Texas Historical Marker

John F. Torrey, Site of Early Mill and Factory

New Braunfels · Comal County · placed 1936

Tales of Tragedy

Hear Duane tell it

Comal County, Texas

Duane's take

Here's how the official marker tells it, and I'll do my best to do it justice. John F. Torrey — born 1821, died 1893 — was the kind of man Texas seems to have been invented for.

The marker calls him a pioneer promoter of Texas industry, and friend, that title was earned the hard way. By 1850 he had himself a flour mill, a grist mill, a saw mill, and on top of all that a sash, door, and blind factory running right here in Comal County. That's not a business portfolio — that's a statement of intent.

Then in 1863 he added a cotton factory to the operation. And if that weren't enough, somewhere along the way John F. Torrey built the first woolen factory in all of Texas.

The first. In the whole state. Now here's where the story gets its teeth.
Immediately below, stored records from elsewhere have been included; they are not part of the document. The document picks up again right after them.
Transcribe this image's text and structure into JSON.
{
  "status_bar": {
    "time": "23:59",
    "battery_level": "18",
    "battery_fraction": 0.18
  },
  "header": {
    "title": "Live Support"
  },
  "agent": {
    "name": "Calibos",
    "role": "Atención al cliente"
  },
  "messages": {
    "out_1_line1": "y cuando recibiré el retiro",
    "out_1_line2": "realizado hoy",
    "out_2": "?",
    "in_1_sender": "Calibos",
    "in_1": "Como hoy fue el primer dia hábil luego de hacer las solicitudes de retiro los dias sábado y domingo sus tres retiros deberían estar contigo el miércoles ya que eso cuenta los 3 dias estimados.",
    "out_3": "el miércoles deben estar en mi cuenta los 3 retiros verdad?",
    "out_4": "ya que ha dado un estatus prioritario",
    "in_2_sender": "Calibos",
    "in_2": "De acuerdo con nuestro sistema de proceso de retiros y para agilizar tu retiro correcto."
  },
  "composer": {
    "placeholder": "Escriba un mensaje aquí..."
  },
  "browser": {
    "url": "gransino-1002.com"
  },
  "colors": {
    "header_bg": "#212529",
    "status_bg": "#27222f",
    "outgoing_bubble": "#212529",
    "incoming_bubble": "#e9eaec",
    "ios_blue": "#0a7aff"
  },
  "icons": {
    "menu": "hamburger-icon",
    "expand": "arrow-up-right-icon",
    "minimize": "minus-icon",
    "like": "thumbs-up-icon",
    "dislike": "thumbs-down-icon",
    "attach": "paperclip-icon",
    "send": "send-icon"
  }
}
Nature, it turns out, had opinions about all this ambition. A tornado came through and tore into the plant. Then the floods took their turn.
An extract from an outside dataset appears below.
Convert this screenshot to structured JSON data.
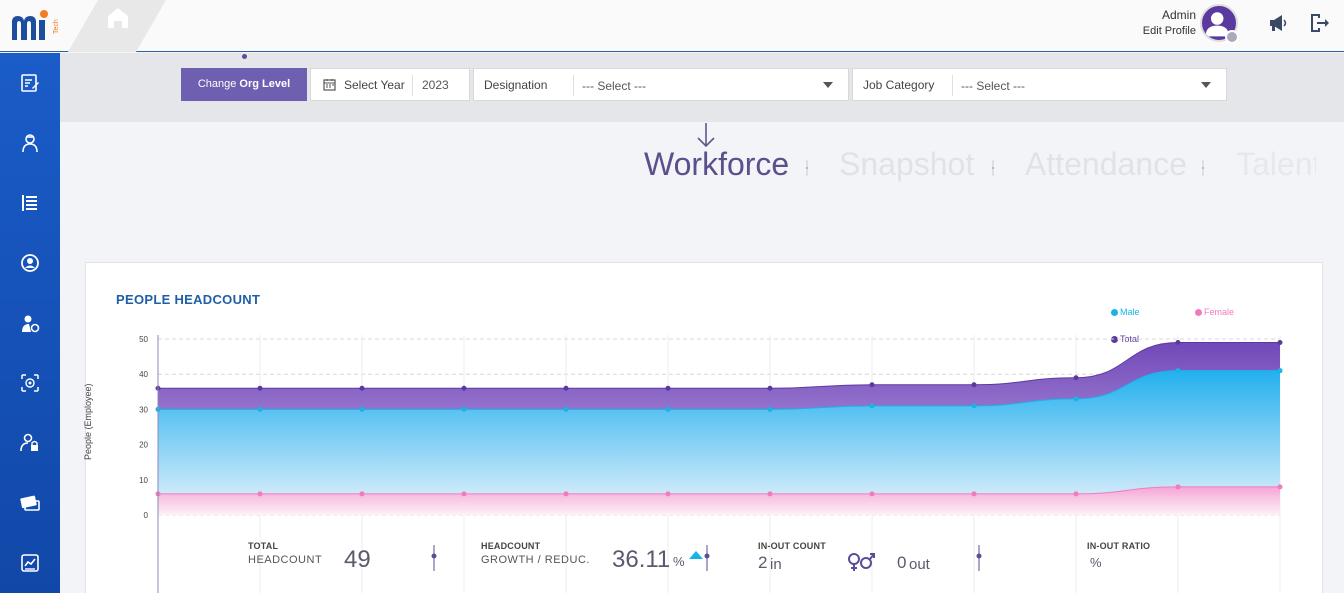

Partial destruction, the marker says — which is a polite way of saying the man watched pieces of what he'd built get scattered and drowned. But the marker uses a word I want you to hold onto: indomitable. Indomitable spirit.

Because Torrey rebuilt. After the tornado, he rebuilt. After the floods, he rebuilt again.

He kept right on going — until, finally, all of it was swept away. All of it. The flour mill, the grist mill, the saw mill, the factory, every last bit of it, gone.

There's a particular kind of heartbreak in that phrase — until all was swept away — and the marker doesn't flinch from it. Neither should we. John F.

Torrey didn't quit. The river just wouldn't quit harder.

What the marker says

(1821- 1893) Pioneer promotor of Texas industry. He operated a flour, grist and saw mill, a sash, door and blind factory (1850), a cotton factory (1863) and the first woolen factory in Texas. With indomitable spirt he rebuilt the plant, after partail destruction by tornado and floods, until all was swept away.